Students and community members from Marfa and surrounding areas gathered at the Presidio County Courthouse to march for gun control. The rally -- and others throughout parts of the state and country -- was part of "March For Our Lives," a student-led event held in response to the mass shooting in Parkland, Florida that left 17 students and staff dead.
Marfa fourth grader Louise Culbertson organized this march with her friends.
"When I heard the news that 17 students died from the Florida school, and I heard that so many people were marching around the world, I wanted to march here to support them," says Culberson.

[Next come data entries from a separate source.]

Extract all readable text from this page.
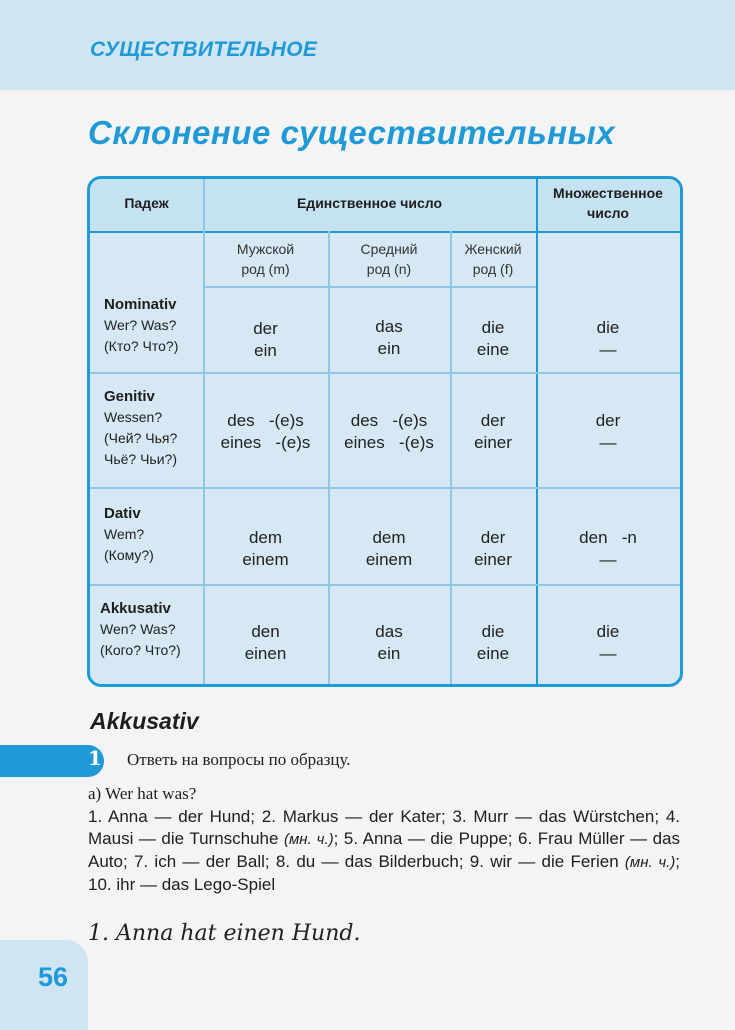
СУЩЕСТВИТЕЛЬНОЕ
Склонение существительных
Падеж	Единственное число
Множественное
число
Мужской
род (m)
Средний
род (n)
Женский
род (f)
Nominativ
Wer? Was?
(Кто? Что?)
der
ein
das
ein
die
eine
die
—
Genitiv
Wessen?
(Чей? Чья?
Чьё? Чьи?)
des   -(e)s
eines   -(e)s
des   -(e)s
eines   -(e)s
der
einer
der
—
Dativ
Wem?
(Кому?)
dem
einem
dem
einem
der
einer
den   -n
—
Akkusativ
Wen? Was?
(Кого? Что?)
den
einen
das
ein
die
eine
die
—
Akkusativ
1 Ответь на вопросы по образцу.
a) Wer hat was?
1. Anna — der Hund; 2. Markus — der Kater; 3. Murr — das Würstchen; 4. Mausi — die Turnschuhe (мн. ч.); 5. Anna — die Puppe; 6. Frau Müller — das Auto; 7. ich — der Ball; 8. du — das Bilderbuch; 9. wir — die Ferien (мн. ч.); 10. ihr — das Lego-Spiel
1. Anna hat einen Hund.
56
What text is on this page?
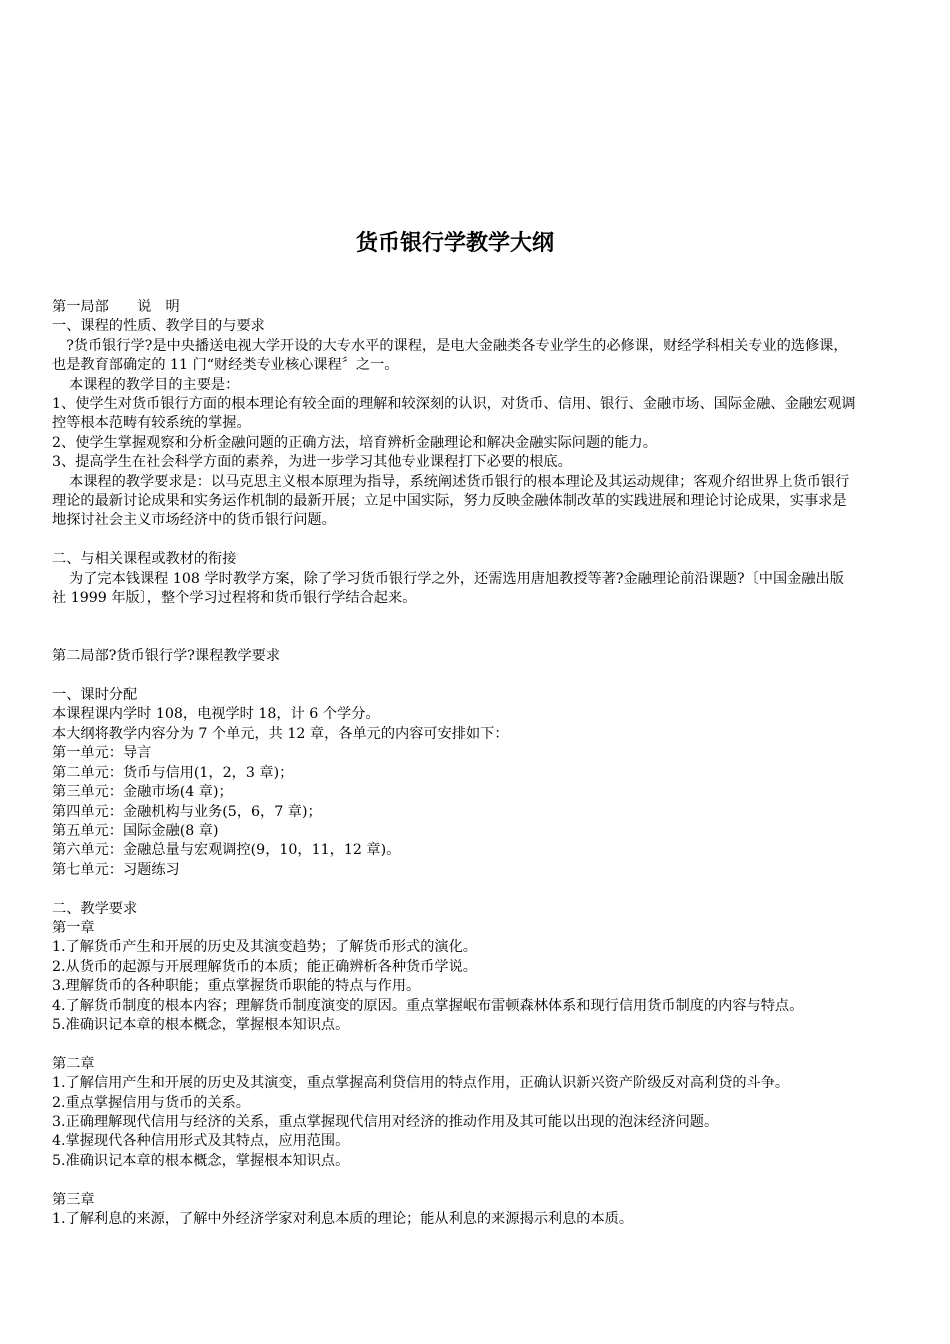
货币银行学教学大纲

第一局部　　说　明

一、课程的性质、教学目的与要求

?货币银行学?是中央播送电视大学开设的大专水平的课程，是电大金融类各专业学生的必修课，财经学科相关专业的选修课，也是教育部确定的 11 门“财经类专业核心课程〞之一。

本课程的教学目的主要是：

1、使学生对货币银行方面的根本理论有较全面的理解和较深刻的认识，对货币、信用、银行、金融市场、国际金融、金融宏观调控等根本范畴有较系统的掌握。

2、使学生掌握观察和分析金融问题的正确方法，培育辨析金融理论和解决金融实际问题的能力。

3、提高学生在社会科学方面的素养，为进一步学习其他专业课程打下必要的根底。

本课程的教学要求是：以马克思主义根本原理为指导，系统阐述货币银行的根本理论及其运动规律；客观介绍世界上货币银行理论的最新讨论成果和实务运作机制的最新开展；立足中国实际，努力反映金融体制改革的实践进展和理论讨论成果，实事求是地探讨社会主义市场经济中的货币银行问题。

二、与相关课程或教材的衔接

为了完本钱课程 108 学时教学方案，除了学习货币银行学之外，还需选用唐旭教授等著?金融理论前沿课题?〔中国金融出版社 1999 年版〕，整个学习过程将和货币银行学结合起来。

第二局部?货币银行学?课程教学要求

一、课时分配

本课程课内学时 108，电视学时 18，计 6 个学分。

本大纲将教学内容分为 7 个单元，共 12 章，各单元的内容可安排如下：

第一单元：导言

第二单元：货币与信用(1，2，3 章)；

第三单元：金融市场(4 章)；

第四单元：金融机构与业务(5，6，7 章)；

第五单元：国际金融(8 章)

第六单元：金融总量与宏观调控(9，10，11，12 章)。

第七单元：习题练习

二、教学要求

第一章

1.了解货币产生和开展的历史及其演变趋势；了解货币形式的演化。

2.从货币的起源与开展理解货币的本质；能正确辨析各种货币学说。

3.理解货币的各种职能；重点掌握货币职能的特点与作用。

4.了解货币制度的根本内容；理解货币制度演变的原因。重点掌握岷布雷顿森林体系和现行信用货币制度的内容与特点。

5.准确识记本章的根本概念，掌握根本知识点。

第二章

1.了解信用产生和开展的历史及其演变，重点掌握高利贷信用的特点作用，正确认识新兴资产阶级反对高利贷的斗争。

2.重点掌握信用与货币的关系。

3.正确理解现代信用与经济的关系，重点掌握现代信用对经济的推动作用及其可能以出现的泡沫经济问题。

4.掌握现代各种信用形式及其特点，应用范围。

5.准确识记本章的根本概念，掌握根本知识点。

第三章

1.了解利息的来源，了解中外经济学家对利息本质的理论；能从利息的来源揭示利息的本质。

It’s a short walk from the pink Presidio County Courthouse, down the block to Marfa’s school campus. More than one hundred and fifty community members from across the region -- including 30 students -- made that trek.
In Marfa, Texas—pop. 2,000—dozens of people have gathered outside the Presidio County courthouse for the #MarchForOurLives pic.twitter.com/nSRRJqXsUq
— Natalie Krebs (@natalie_krebs) March 24, 2018
Both Louise and her friend Delia Jones acknowledge that guns are a regular part of life for many rural Texans. Especially when it comes to protecting livestock. "It’s shotguns you know, it’s one bullet, and then you know, reload," says Jones. "It’s not automatically 25 just to kill a skunk."
Many stressed they were there to protest the sale of assault rifles. Like Caelan Devine Ryan, a Big Bend High School student.
"I’m not anti-second amendment but I don’t agree with people having assault rifles that are specifically meant to kill as many people as possible," he says.
School shootings aren’t unfamiliar in the area.. Nine-year-old Eden McHugh was in school that day. "It was full lock down," remembers McHugh. "We couldn’t see what was going on...and a lot of kids were fooling around like, this is just a drill. No, it was really scary.
#MarchForOurLives #Marfa pic.twitter.com/lIwyjquuMU
— Carey Christensen (@CareyBerryBee) March 24, 2018
Marfa High School Junior Ana Guerra is worried violence in school is being normalized . She moved here from Mexico when she was 13. "All the shootings that happened when I was in Mexico were outside school, they never affect their school," Guerra says. "And here, it’s something that you are fearing everyday.
Guerra says she was expecting to feel safer in the US.